Con un acuerdo perfecto y silencioso, dejaron de jugar. Julio atrapó la bola en el aire y se la puso bajo el brazo. El crujir de la grava bajo sus pies se fue acercando mientras yo llenaba los vasos. Ahí estaban ahora ante mí y daba gusto verlos, Román rubio, Julio moreno.
–Mientras jugaban estaba pensando en qué había empleado mi tiempo desde que Román tenía cuatro años... No lo he sentido pasar, ¿no es raro?
–Nada tiene de raro, puesto que estabas conmigo –dijo riendo Román, y me dio un beso.
–Además, yo creo que esos años realmente no han pasado. No podría usted estar tan joven.

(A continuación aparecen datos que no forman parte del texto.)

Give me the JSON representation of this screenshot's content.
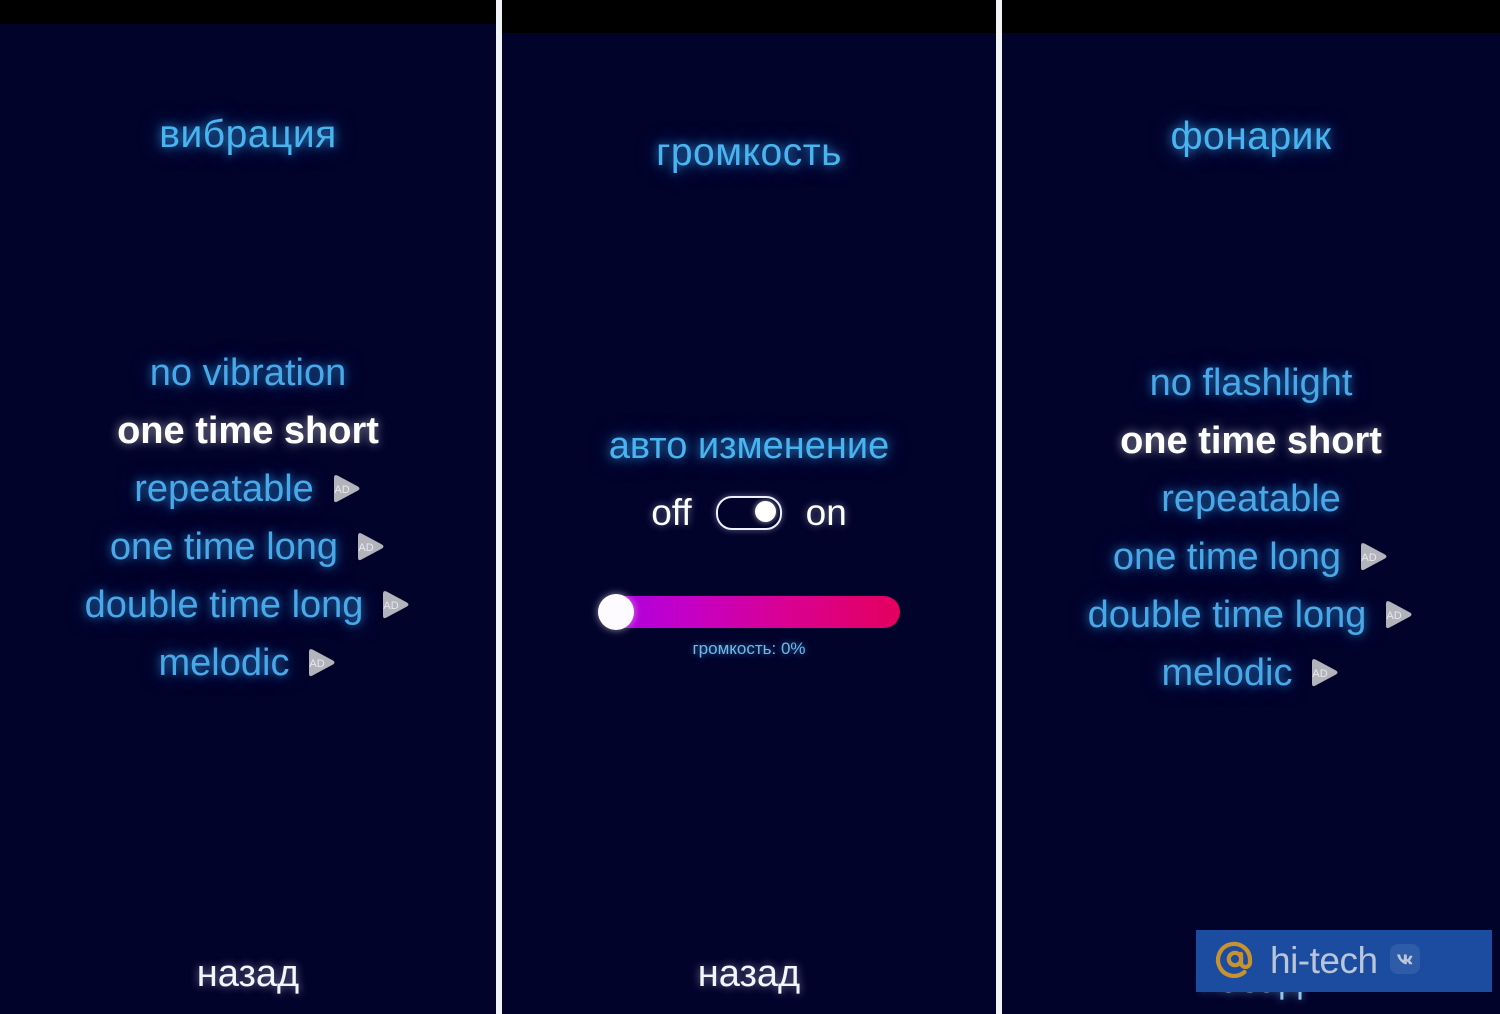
{
  "theme": {
    "background": "#02032b",
    "status_bar": "#000000",
    "divider": "#f2f3f7",
    "accent_blue": "#49a9e8",
    "title_blue": "#49b4ef",
    "selected_white": "#ffffff",
    "slider_gradient_start": "#a800e6",
    "slider_gradient_end": "#e4005e",
    "watermark_bg": "#1b4ca0",
    "watermark_logo": "#c8922e"
  },
  "panels": [
    {
      "id": "vibration",
      "title": "вибрация",
      "back_label": "назад",
      "options": [
        {
          "label": "no vibration",
          "selected": false,
          "ad": false
        },
        {
          "label": "one time short",
          "selected": true,
          "ad": false
        },
        {
          "label": "repeatable",
          "selected": false,
          "ad": true
        },
        {
          "label": "one time long",
          "selected": false,
          "ad": true
        },
        {
          "label": "double time long",
          "selected": false,
          "ad": true
        },
        {
          "label": "melodic",
          "selected": false,
          "ad": true
        }
      ]
    },
    {
      "id": "volume",
      "title": "громкость",
      "back_label": "назад",
      "auto_change_label": "авто изменение",
      "toggle": {
        "off_label": "off",
        "on_label": "on",
        "state": "on",
        "icon": "toggle-on-icon"
      },
      "slider": {
        "value": 0,
        "caption": "громкость: 0%"
      }
    },
    {
      "id": "flashlight",
      "title": "фонарик",
      "back_label": "назад",
      "options": [
        {
          "label": "no flashlight",
          "selected": false,
          "ad": false
        },
        {
          "label": "one time short",
          "selected": true,
          "ad": false
        },
        {
          "label": "repeatable",
          "selected": false,
          "ad": false
        },
        {
          "label": "one time long",
          "selected": false,
          "ad": true
        },
        {
          "label": "double time long",
          "selected": false,
          "ad": true
        },
        {
          "label": "melodic",
          "selected": false,
          "ad": true
        }
      ]
    }
  ],
  "ad_badge": {
    "label": "AD",
    "icon": "ad-play-badge-icon"
  },
  "watermark": {
    "text": "hi-tech",
    "at_icon": "at-sign-icon",
    "vk_icon": "vk-icon"
  }
}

Román y yo nos reímos al mismo tiempo. El muchacho bajó los ojos, la cara roja, y se aplicó a presionarse un lado de la nariz con el índice doblado, en aquel gesto que le era tan propio.
–Déjate en paz esa nariz.
–No lo hago por ganas, tengo el tabique desviado.

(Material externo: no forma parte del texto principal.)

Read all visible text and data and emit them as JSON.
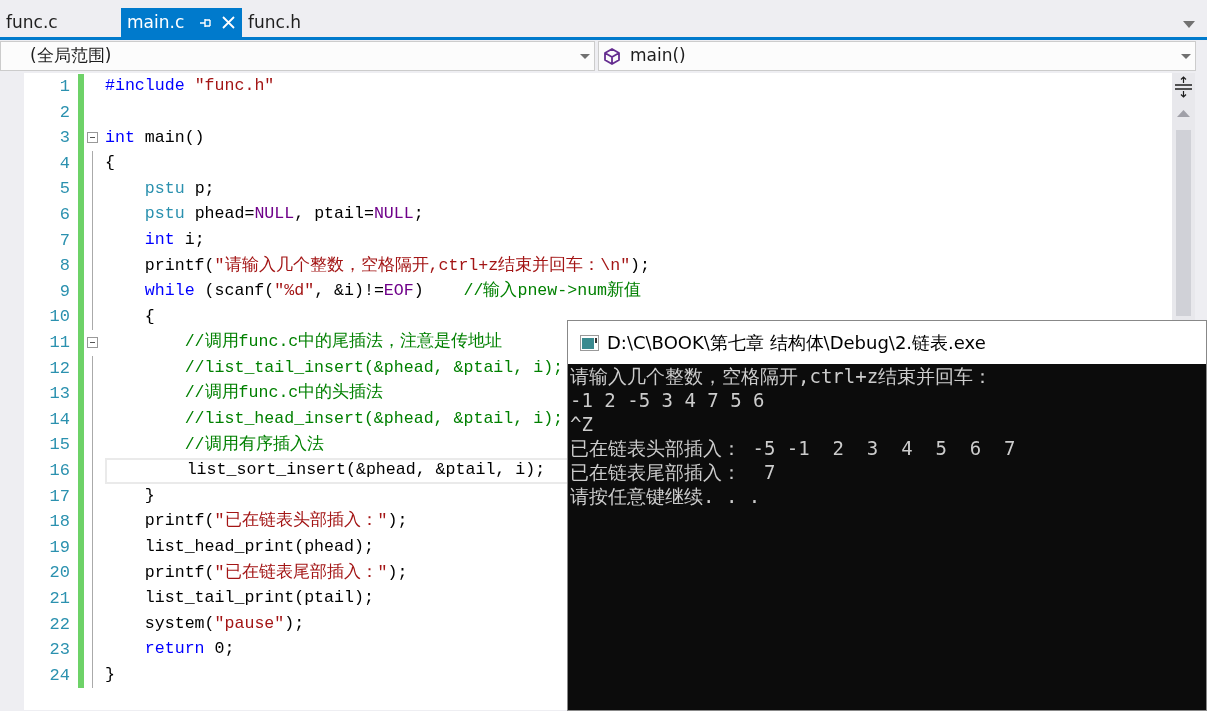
{
  "tabs": [
    {
      "label": "func.c",
      "selected": false
    },
    {
      "label": "main.c",
      "selected": true
    },
    {
      "label": "func.h",
      "selected": false
    }
  ],
  "scope_dropdown": {
    "value": "(全局范围)"
  },
  "member_dropdown": {
    "value": "main()"
  },
  "code_lines": [
    {
      "number": "1",
      "modified": true,
      "fold_start": false,
      "current": false,
      "tokens": [
        {
          "color": "#0000ff",
          "text": "#include"
        },
        {
          "color": "#a31515",
          "text": " \"func.h\""
        }
      ]
    },
    {
      "number": "2",
      "modified": true,
      "fold_start": false,
      "current": false
    },
    {
      "number": "3",
      "modified": true,
      "fold_start": true,
      "current": false,
      "tokens": [
        {
          "color": "#0000ff",
          "text": "int"
        },
        {
          "color": "#000000",
          "text": " main()"
        }
      ]
    },
    {
      "number": "4",
      "modified": true,
      "fold_start": false,
      "current": false,
      "tokens": [
        {
          "color": "#000000",
          "text": "{"
        }
      ]
    },
    {
      "number": "5",
      "modified": true,
      "fold_start": false,
      "current": false,
      "tokens": [
        {
          "color": "#2b91af",
          "text": "    pstu"
        },
        {
          "color": "#000000",
          "text": " p;"
        }
      ]
    },
    {
      "number": "6",
      "modified": true,
      "fold_start": false,
      "current": false,
      "tokens": [
        {
          "color": "#2b91af",
          "text": "    pstu"
        },
        {
          "color": "#000000",
          "text": " phead="
        },
        {
          "color": "#6f008a",
          "text": "NULL"
        },
        {
          "color": "#000000",
          "text": ", ptail="
        },
        {
          "color": "#6f008a",
          "text": "NULL"
        },
        {
          "color": "#000000",
          "text": ";"
        }
      ]
    },
    {
      "number": "7",
      "modified": true,
      "fold_start": false,
      "current": false,
      "tokens": [
        {
          "color": "#0000ff",
          "text": "    int"
        },
        {
          "color": "#000000",
          "text": " i;"
        }
      ]
    },
    {
      "number": "8",
      "modified": true,
      "fold_start": false,
      "current": false,
      "tokens": [
        {
          "color": "#000000",
          "text": "    printf("
        },
        {
          "color": "#a31515",
          "text": "\"请输入几个整数，空格隔开,ctrl+z结束并回车：\\n\""
        },
        {
          "color": "#000000",
          "text": ");"
        }
      ]
    },
    {
      "number": "9",
      "modified": true,
      "fold_start": false,
      "current": false,
      "tokens": [
        {
          "color": "#0000ff",
          "text": "    while"
        },
        {
          "color": "#000000",
          "text": " (scanf("
        },
        {
          "color": "#a31515",
          "text": "\"%d\""
        },
        {
          "color": "#000000",
          "text": ", &i)!="
        },
        {
          "color": "#6f008a",
          "text": "EOF"
        },
        {
          "color": "#000000",
          "text": ")"
        },
        {
          "color": "#008000",
          "text": "    //输入pnew->num新值"
        }
      ]
    },
    {
      "number": "10",
      "modified": true,
      "fold_start": false,
      "current": false,
      "tokens": [
        {
          "color": "#000000",
          "text": "    {"
        }
      ]
    },
    {
      "number": "11",
      "modified": true,
      "fold_start": true,
      "current": false,
      "tokens": [
        {
          "color": "#008000",
          "text": "        //调用func.c中的尾插法，注意是传地址"
        }
      ]
    },
    {
      "number": "12",
      "modified": true,
      "fold_start": false,
      "current": false,
      "tokens": [
        {
          "color": "#008000",
          "text": "        //list_tail_insert(&phead, &ptail, i);"
        }
      ]
    },
    {
      "number": "13",
      "modified": true,
      "fold_start": false,
      "current": false,
      "tokens": [
        {
          "color": "#008000",
          "text": "        //调用func.c中的头插法"
        }
      ]
    },
    {
      "number": "14",
      "modified": true,
      "fold_start": false,
      "current": false,
      "tokens": [
        {
          "color": "#008000",
          "text": "        //list_head_insert(&phead, &ptail, i);"
        }
      ]
    },
    {
      "number": "15",
      "modified": true,
      "fold_start": false,
      "current": false,
      "tokens": [
        {
          "color": "#008000",
          "text": "        //调用有序插入法"
        }
      ]
    },
    {
      "number": "16",
      "modified": true,
      "fold_start": false,
      "current": true,
      "tokens": [
        {
          "color": "#000000",
          "text": "        list_sort_insert(&phead, &ptail, i);"
        }
      ]
    },
    {
      "number": "17",
      "modified": true,
      "fold_start": false,
      "current": false,
      "tokens": [
        {
          "color": "#000000",
          "text": "    }"
        }
      ]
    },
    {
      "number": "18",
      "modified": true,
      "fold_start": false,
      "current": false,
      "tokens": [
        {
          "color": "#000000",
          "text": "    printf("
        },
        {
          "color": "#a31515",
          "text": "\"已在链表头部插入：\""
        },
        {
          "color": "#000000",
          "text": ");"
        }
      ]
    },
    {
      "number": "19",
      "modified": true,
      "fold_start": false,
      "current": false,
      "tokens": [
        {
          "color": "#000000",
          "text": "    list_head_print(phead);"
        }
      ]
    },
    {
      "number": "20",
      "modified": true,
      "fold_start": false,
      "current": false,
      "tokens": [
        {
          "color": "#000000",
          "text": "    printf("
        },
        {
          "color": "#a31515",
          "text": "\"已在链表尾部插入：\""
        },
        {
          "color": "#000000",
          "text": ");"
        }
      ]
    },
    {
      "number": "21",
      "modified": true,
      "fold_start": false,
      "current": false,
      "tokens": [
        {
          "color": "#000000",
          "text": "    list_tail_print(ptail);"
        }
      ]
    },
    {
      "number": "22",
      "modified": true,
      "fold_start": false,
      "current": false,
      "tokens": [
        {
          "color": "#000000",
          "text": "    system("
        },
        {
          "color": "#a31515",
          "text": "\"pause\""
        },
        {
          "color": "#000000",
          "text": ");"
        }
      ]
    },
    {
      "number": "23",
      "modified": true,
      "fold_start": false,
      "current": false,
      "tokens": [
        {
          "color": "#0000ff",
          "text": "    return"
        },
        {
          "color": "#000000",
          "text": " 0;"
        }
      ]
    },
    {
      "number": "24",
      "modified": true,
      "fold_start": false,
      "current": false,
      "tokens": [
        {
          "color": "#000000",
          "text": "}"
        }
      ]
    }
  ],
  "console": {
    "title": "D:\\C\\BOOK\\第七章 结构体\\Debug\\2.链表.exe",
    "lines": [
      "请输入几个整数，空格隔开,ctrl+z结束并回车：",
      "-1 2 -5 3 4 7 5 6",
      "^Z",
      "已在链表头部插入： -5 -1  2  3  4  5  6  7",
      "已在链表尾部插入：  7",
      "请按任意键继续. . ."
    ]
  }
}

–Ya lo sé, pero te vas a lastimar.
Román hablaba con impaciencia, como si el otro lo estuviera molestando a él. Julio repitió todavía una vez o dos el gesto, con la cabeza baja, y luego sin decir nada se dirigió a la casa.

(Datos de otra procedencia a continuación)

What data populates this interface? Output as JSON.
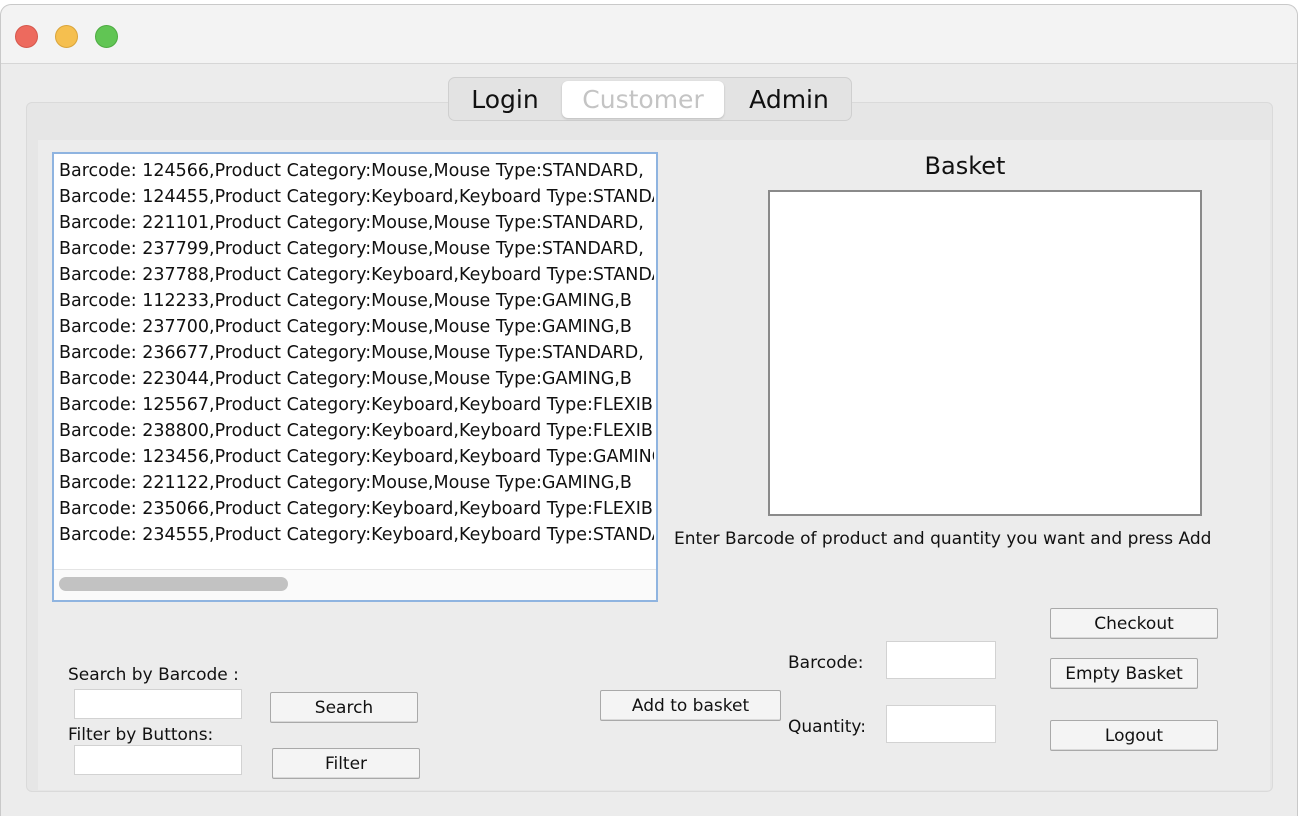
{
  "tabs": [
    {
      "label": "Login",
      "selected": false
    },
    {
      "label": "Customer",
      "selected": true
    },
    {
      "label": "Admin",
      "selected": false
    }
  ],
  "products": [
    "Barcode: 124566,Product Category:Mouse,Mouse Type:STANDARD,",
    "Barcode: 124455,Product Category:Keyboard,Keyboard Type:STANDARD,",
    "Barcode: 221101,Product Category:Mouse,Mouse Type:STANDARD,",
    "Barcode: 237799,Product Category:Mouse,Mouse Type:STANDARD,",
    "Barcode: 237788,Product Category:Keyboard,Keyboard Type:STANDARD,",
    "Barcode: 112233,Product Category:Mouse,Mouse Type:GAMING,B",
    "Barcode: 237700,Product Category:Mouse,Mouse Type:GAMING,B",
    "Barcode: 236677,Product Category:Mouse,Mouse Type:STANDARD,",
    "Barcode: 223044,Product Category:Mouse,Mouse Type:GAMING,B",
    "Barcode: 125567,Product Category:Keyboard,Keyboard Type:FLEXIBLE,",
    "Barcode: 238800,Product Category:Keyboard,Keyboard Type:FLEXIBLE,",
    "Barcode: 123456,Product Category:Keyboard,Keyboard Type:GAMING,",
    "Barcode: 221122,Product Category:Mouse,Mouse Type:GAMING,B",
    "Barcode: 235066,Product Category:Keyboard,Keyboard Type:FLEXIBLE,",
    "Barcode: 234555,Product Category:Keyboard,Keyboard Type:STANDARD,"
  ],
  "basket": {
    "title": "Basket",
    "items": [],
    "hint": "Enter Barcode of product and quantity you want and press Add"
  },
  "search": {
    "barcode_label": "Search by Barcode :",
    "barcode_value": "",
    "search_button": "Search",
    "filter_label": "Filter by Buttons:",
    "filter_value": "",
    "filter_button": "Filter"
  },
  "add": {
    "add_button": "Add to basket",
    "barcode_label": "Barcode:",
    "barcode_value": "",
    "quantity_label": "Quantity:",
    "quantity_value": ""
  },
  "actions": {
    "checkout": "Checkout",
    "empty_basket": "Empty Basket",
    "logout": "Logout"
  }
}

A la hora de cenar ya se habían bañado y se presentaron frescos y alegres.
–¿Qué han hecho?
–Descansar y preparar luego la tarea de cálculo diferencial. Le tuve que explicar a este animal A por B, hasta que entendió.
Comieron con su habitual apetito. Cuando bebían la leche Román fingió ponerse grave y me dijo.
–Necesito hablar seriamente contigo.
Julio se ruborizó y se levantó sin mirarnos.
–Ya me voy.
–Nada de que te vas. Ahora aguantas aquí a pie firme. –Y volviéndose hacia mí continuó–: Es que se trata de él, por eso quiere escabullirse. Resulta que le avisaron de su casa que ya no le pueden mandar dinero y quiere dejar la carrera para ponerse a trabajar. Dice que al fin apenas vamos en primer año...
Los nudillos de las manos de Julio estaban amarillos de lo que apretaba el respaldo de la silla. Parecía hacer un gran esfuerzo para contenerse; incluso levantó la cabeza como si fuera a hablar, pero la dejó caer otra vez sin haber dicho palabra.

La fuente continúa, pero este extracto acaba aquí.